At the same time, it’s easy to think that the Chinese government and the Party were executing some kind of deep plan brimming with strategic brilliance and ancient insights. Not so much. One of the characteristics of the 1980s at least is that there wasn’t really a plan. The same could be said for today. There was, and still is, a lot of reactive fetishization of GDP and economic growth but not always actual strategy. I wonder if that’s why Xi is so attached to “Made in China 2025” because it looks like the Party is trying to be proactive for once.
Yukon Cornelius: Whoa. Whoa. Unmush, will ya?
There were also the unintended consequences of reform. Deng, ever the farsighted hobbit, knew this would be an issue. He said: “The penetration of bourgeois ideas is inevitable.” But by 1983, it was clear the Party didn’t want to be penetrated quite that deeply or in as many orifices as was the case in the early years of Reform and Opening. American capital is good. American technology is good. The strident and trenchant songs of that notorious American revolutionary poet John Denver… not so much.
The Party needed to remind people that the country of Wham! was also the country of the Opium War. The 1980s were characterized by cautious moves toward greater openness and then campaigns which smacked of retrenchment. It wasn’t until the 1990s, in the wake of the Tiananmen Square disaster, that the Party and Deng realized that half-measures weren’t going to cut it. What the Party tried to do in the 1980s was, to quote the late political economist Robin Williams, like partial circumcision. Less than ideal. You either do it all the way or fucking forget it.
Hermey: Well, someday I’d like to be a dentist.
Head Elf: A dentist?
Hermey: Well we need one up here.

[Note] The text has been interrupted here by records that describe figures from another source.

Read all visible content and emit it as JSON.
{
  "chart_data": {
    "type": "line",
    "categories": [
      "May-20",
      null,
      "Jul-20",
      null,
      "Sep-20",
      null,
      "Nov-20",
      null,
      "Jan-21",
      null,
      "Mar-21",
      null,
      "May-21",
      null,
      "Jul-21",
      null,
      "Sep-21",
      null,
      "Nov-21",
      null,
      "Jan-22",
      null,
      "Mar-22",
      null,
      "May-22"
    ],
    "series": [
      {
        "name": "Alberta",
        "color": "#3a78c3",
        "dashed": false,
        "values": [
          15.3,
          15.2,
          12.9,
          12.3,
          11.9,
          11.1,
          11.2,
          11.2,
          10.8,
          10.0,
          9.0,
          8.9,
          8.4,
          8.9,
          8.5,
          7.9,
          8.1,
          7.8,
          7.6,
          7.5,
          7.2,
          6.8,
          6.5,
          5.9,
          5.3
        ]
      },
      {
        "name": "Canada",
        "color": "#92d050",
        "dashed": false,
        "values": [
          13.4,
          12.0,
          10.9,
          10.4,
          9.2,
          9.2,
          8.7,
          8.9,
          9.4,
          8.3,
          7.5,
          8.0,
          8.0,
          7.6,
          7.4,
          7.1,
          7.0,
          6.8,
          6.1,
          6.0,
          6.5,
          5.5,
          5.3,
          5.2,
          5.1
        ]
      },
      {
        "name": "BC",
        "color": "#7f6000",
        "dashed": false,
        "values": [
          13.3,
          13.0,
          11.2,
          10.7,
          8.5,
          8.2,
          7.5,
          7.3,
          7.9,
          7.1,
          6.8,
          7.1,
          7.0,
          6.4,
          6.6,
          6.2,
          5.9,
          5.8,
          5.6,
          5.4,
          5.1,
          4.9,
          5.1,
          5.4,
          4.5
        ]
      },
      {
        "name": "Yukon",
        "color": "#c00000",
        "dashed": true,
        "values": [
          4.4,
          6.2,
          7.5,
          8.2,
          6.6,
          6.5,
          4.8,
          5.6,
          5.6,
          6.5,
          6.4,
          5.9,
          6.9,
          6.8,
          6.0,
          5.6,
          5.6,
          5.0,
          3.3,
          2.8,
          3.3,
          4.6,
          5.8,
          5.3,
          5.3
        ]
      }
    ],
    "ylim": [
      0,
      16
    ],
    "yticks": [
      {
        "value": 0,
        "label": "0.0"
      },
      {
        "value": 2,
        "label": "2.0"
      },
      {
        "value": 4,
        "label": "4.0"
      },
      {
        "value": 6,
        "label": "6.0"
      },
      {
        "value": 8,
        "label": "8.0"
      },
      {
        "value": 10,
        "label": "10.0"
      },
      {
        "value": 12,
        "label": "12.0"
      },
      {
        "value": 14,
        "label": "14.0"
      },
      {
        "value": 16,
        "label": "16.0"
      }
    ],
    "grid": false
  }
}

I’ve been studying molars and bicuspids and incisors…
Head Elf: Now listen, you, you’re an elf and elves make toys. Now get to work.
Which of course leads into one of the most famous – and unfortunate – events of the era.
When thinking about the Reform and Opening era, whatever your politics, the numbers are staggering. The World Bank claims 800 million people were lifted out of poverty on Deng Xiaoping’s watch. The process wasn’t always pretty, but one of the most staggering transformations of society in human history occurred while he was in charge.
But Deng’s obituaries, those written outside of China anyway, all cited Deng’s use of the military to clear the demonstrators, usually in the first couple of paragraphs. That’s what happens when you make terrible choices. OJ Simpson is in the American football Hall of Fame. Gary Glitter sold over 20 million records. I guarantee that’s not what comes up when you Google those names.
There’s been a lot written (and with the 30th anniversary coming up there’s sure to be more) about the Tiananmen Square demonstrations. But one thing that is sometimes overlooked is the extent that anxieties over jobs and careers motivated many of the students in the square. Things were changing in the 1980s but for many college students in the era, their lives and careers were out of their hands. As the economy changed and corruption flourished, many of China’s best and brightest worried about being left behind. There were others as well who didn’t want to be an elf and go to elf practice. They wanted to be a dentist. Frankly, Hermie the elf should wake up every morning in his North Pole dentist office grateful that Santa doesn’t have any tanks.
Happy Christmas or Happy Reform and Opening 40th Anniversary depending on your location and political affiliation.